Note: For unbalanced dataset, the recall is more important than the precision and accuracy.

Receiver operating characteristic (ROC) curve

True Positive Rate (recall/sensitivity) v.s. False Positive Rate (1 - Specificity)

where

False Positive Rate (FPR)

$$ FPR = \dfrac{\rm FP}{\rm Real~Negative} = 1 - Specificity $$

Specificity/True Negative Rate (TNR) $$ Specificity = \dfrac{\rm TN}{\rm Real~Negative} $$

The better algorithm gives a larger AUC (area under the curve) score.

import numpy as np
from IPython.display import Image
import matplotlib.pyplot as plt

Image("images/ROC_curves.jpg")

Multiclass classification¶

One versus the rest: still binary classification
one versus one (pair)

Regression¶

Linear regression¶

The linear regression computes the sum of weighted input features (plus a bias) and output this result.
The prediction $\hat y^{(m)}$ for the $m$-th sample is parameterized as a linear function of the feature values $x^{(m)}_i$ (N features) of the $m$-th sample :

$$ \widehat y^{(m)} = h_\theta(\mathbf{X^{(m)}}) = \sum^N_{i=1} \theta_i x^{(m)}_i + \theta_0 = \mathbf{\theta}^T\cdot \mathbf{X}^{(m)} $$

where

$h_\theta(\mathbf{X})$ is a hypothesis (linear) function.
$\theta_i$ and $\theta_0$ are model parameters, $\theta_0$ is the bias term.

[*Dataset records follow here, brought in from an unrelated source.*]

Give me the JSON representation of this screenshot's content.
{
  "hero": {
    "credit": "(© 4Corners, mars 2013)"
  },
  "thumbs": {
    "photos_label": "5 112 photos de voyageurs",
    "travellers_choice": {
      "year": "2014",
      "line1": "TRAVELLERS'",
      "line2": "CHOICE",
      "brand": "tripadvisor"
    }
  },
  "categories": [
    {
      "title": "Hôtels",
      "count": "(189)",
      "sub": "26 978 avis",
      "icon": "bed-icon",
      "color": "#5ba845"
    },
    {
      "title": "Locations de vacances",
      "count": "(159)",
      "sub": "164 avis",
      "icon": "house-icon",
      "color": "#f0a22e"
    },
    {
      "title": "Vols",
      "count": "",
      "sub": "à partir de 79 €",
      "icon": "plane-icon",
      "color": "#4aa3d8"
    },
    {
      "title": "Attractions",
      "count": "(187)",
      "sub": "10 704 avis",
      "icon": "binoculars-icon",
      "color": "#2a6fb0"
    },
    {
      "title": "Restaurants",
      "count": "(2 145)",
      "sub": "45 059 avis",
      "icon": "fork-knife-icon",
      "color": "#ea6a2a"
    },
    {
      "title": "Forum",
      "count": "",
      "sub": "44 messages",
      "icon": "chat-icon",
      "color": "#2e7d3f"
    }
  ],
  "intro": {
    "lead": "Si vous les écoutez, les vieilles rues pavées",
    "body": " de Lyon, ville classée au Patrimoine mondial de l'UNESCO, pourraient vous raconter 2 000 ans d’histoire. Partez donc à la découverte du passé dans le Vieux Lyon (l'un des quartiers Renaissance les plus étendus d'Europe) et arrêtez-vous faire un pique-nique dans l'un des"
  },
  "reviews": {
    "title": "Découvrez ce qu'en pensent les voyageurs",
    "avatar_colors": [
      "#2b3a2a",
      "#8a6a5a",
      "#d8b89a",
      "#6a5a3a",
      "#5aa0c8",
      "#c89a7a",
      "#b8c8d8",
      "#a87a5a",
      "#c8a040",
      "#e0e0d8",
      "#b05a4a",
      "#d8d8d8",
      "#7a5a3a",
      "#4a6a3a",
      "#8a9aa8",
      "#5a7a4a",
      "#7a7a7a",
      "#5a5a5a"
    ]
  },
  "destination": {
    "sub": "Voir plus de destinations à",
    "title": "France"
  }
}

Both are universal for all the samples.
vectorization of the relation: $$ \mathbf{\widehat y} =\left[\widehat y^{(1)}, \widehat y^{(2)}, \cdots, \widehat y^{(M)}\right] =\left[\theta_1, \theta_2, \cdots, \theta_N \right]\cdot \begin{bmatrix} x^{(1)}_1, & x^{(2)}_1, & \cdots, & x^{(M)}_1 \\ x^{(1)}_2, & x^{(2)}_2, & \cdots, & x^{(M)}_2 \\ \cdots, & \cdots, & \cdots, & \cdots \\ x^{(1)}_N, & x^{(2)}_N, & \cdots, &x^{(M)}_N \\ \end{bmatrix} =\mathbf{\theta}^T\cdot \mathbf{X} $$

Mean-Square-Error (MSE): $$ MSE (\mathbf{\theta}) = \dfrac{1}{M} \sum^M_{m=1} (y^{(m)} - \widehat y^{(m)})^2. $$
The model paramter $\mathbf{\theta}$ is determined by minization of the MSE and given by the solution of the following Normal Equation $$ \mathbf{\theta} = (\mathbf{X}^T\mathbf{X})^{-1}\mathbf{X}^T \mathbf{y} ={\cal X}^+ \mathbf{y}, $$ where
${\cal X}^+ \equiv (\mathbf{X}^T\mathbf{X})^{-1}\mathbf{X}^T$ is the so-called pseudo-inverse of $\mathbf{X}$, which can be calculated by

$$ {\cal X}^+ = np.linlg.pinv(X) $$

Note: using SVD (pseudo-inverse) method can avoid the singularity problem.

m=100
X = 6*np.random.rand(m,1)
y = 3*X + 4 + np.random.rand(m,1) # plus noise

X_plus_b = np.c_[np.ones((100,1)), X]  # add x0=1 to each instance

theta_inv = np.linalg.inv(X_plus_b.T.dot(X_plus_b)).dot(X_plus_b.T).dot(y)
theta_inv

array([[4.50285414],
       [3.001809  ]])

theta_svd = np.linalg.pinv(X_plus_b).dot(y)

theta_svd

array([[4.50285414],
       [3.001809  ]])

Regularization (Ridge/L2):
1. Adding a term onto the cost function $J(\mathbf{\theta})$: $$ J(\mathbf{\theta}) = MSE (\mathbf{\theta}) + \dfrac{\alpha}{2} \mathbf{\theta}^T\mathbf{\theta}. $$
2. The model paramter $\mathbf{\theta}$ is given by $$ \mathbf{\theta} = (\mathbf{X}^T\mathbf{X}+\alpha \mathbf{I})^{-1}\mathbf{X}^T \mathbf{y}, $$ where $\mathbf{I}$ is the Identity matrix, $\alpha$ contronls the size of the regularization term.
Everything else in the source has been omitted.